Le modèle économique de la restauration traditionnelle doit évoluer
Par Thierry Poupard
Crise économique ou pas, taux de TVA à 19,6% ou à 5,5, force est de constater que ce sont essentiellement les créations de nouveaux établissements qui apportent un peu de dynamisme au métier et/ou à la manière dont il est exercé. Car pour l’immense majorité des restaurateurs, une immuable routine fait loi. Or, il n’en est pas de même pour le consommateur qui, lui, vit les changements et adapte son comportement en conséquence.
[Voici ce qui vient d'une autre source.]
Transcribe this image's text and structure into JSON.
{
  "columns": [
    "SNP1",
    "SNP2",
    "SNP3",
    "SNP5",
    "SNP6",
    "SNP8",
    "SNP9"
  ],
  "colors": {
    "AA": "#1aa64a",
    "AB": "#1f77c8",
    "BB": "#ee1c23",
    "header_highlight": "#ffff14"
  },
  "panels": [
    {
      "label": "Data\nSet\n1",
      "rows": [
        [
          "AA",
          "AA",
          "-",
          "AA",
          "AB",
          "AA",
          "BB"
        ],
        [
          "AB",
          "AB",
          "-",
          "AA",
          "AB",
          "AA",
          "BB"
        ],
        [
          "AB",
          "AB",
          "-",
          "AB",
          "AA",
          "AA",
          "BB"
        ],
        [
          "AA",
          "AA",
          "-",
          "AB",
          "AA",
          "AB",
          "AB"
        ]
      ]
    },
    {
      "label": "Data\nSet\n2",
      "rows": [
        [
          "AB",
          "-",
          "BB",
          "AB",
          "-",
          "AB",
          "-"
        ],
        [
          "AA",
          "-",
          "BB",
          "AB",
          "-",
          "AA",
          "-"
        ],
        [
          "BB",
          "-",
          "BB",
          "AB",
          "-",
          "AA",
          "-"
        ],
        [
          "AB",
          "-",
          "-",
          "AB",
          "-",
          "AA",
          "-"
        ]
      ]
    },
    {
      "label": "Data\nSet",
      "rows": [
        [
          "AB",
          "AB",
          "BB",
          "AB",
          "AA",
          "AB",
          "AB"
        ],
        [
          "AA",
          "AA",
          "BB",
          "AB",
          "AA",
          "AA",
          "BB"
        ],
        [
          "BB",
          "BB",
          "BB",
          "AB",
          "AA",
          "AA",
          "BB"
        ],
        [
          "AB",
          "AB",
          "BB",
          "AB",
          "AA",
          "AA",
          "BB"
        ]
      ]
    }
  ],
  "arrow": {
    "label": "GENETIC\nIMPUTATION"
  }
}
La baisse du pouvoir d’achat n’a fait qu’accroître la perception de cherté des restaurants et réduit leur fréquentation, l’interdiction de fumer n’incite pas les clients à traîner, les contrôles d’alcoolémie limitent la consommation de vin, la généralisation des machines à café en entreprise rend hors de prix l’express du restaurant, la prolifération en GMS des plats cuisinés micro-ondables en portion individuelle à apporter au bureau est une alternative très économique à un plat du jour, etc. Face à cela, les cartes des restaurants n’évoluent guère, les prix n’ont pas diminué, ou si peu, les offres semblent figées, le statu quo est la règle. Or, lorsque l’environnement change, il n’y a pas d’autre alternative à l’adaptation ; les dinosaures en sont une preuve.
A reproduire les habitudes du passé on ne peut espérer obtenir rien de mieux que les résultats du passé. Il est donc plus qu’opportun de revoir certains fondements du modèle économique de la restauration. Je lisais récemment un dialogue entre deux restaurateurs éminents membres de l’Umih à propos de la baisse de consommation de vin dans leurs établissements respectifs : le premier n’exprimait que lamentations à propos des charges, des taxes, des prix des fournisseurs alors que l’autre avait tout simplement diminué par deux les prix de son offre de vins au verre et disait n’en avoir jamais autant vendu. « Suicidaire » lui rétorqua le premier… Non, stratégie d’adaptation habile tel un caméléon.
Une étude de l’Association de la Presse du Vin indiquait, déjà en 2006, que le prix était, après les contrôles d’alcoolémie, le deuxième frein à la consommation de vin dans les restaurants. Il faut cesser de se voiler la face : si le vin est-il si cher au restaurant c’est parce que la profession a, depuis toujours, habitué les clients à ne pas payer la nourriture à son vrai prix et que les restaurateurs doivent donc faire la majorité de leur marge sur le vin et autres boissons (dont la café). En fait, le vin, cette vitrine du bon goût français, est pour le moins sujet à des pratiques opaques. Il parait même que les contrôleurs des impôts considèrent que le coefficient moyen doit être de 3 et que, s’il est inférieur, ils appliquent souvent un redressement ! Le traditionnel « pichet », le premier prix, est de provenance incertaine, rarement bon et parfois imbuvable et lorsque l’on monte dans la carte beaucoup de vins d’AOC régionales sont mauvais ou médiocres mais vendus à des prix exorbitants avec des coefficients de 5 ou 6, voire au-delà.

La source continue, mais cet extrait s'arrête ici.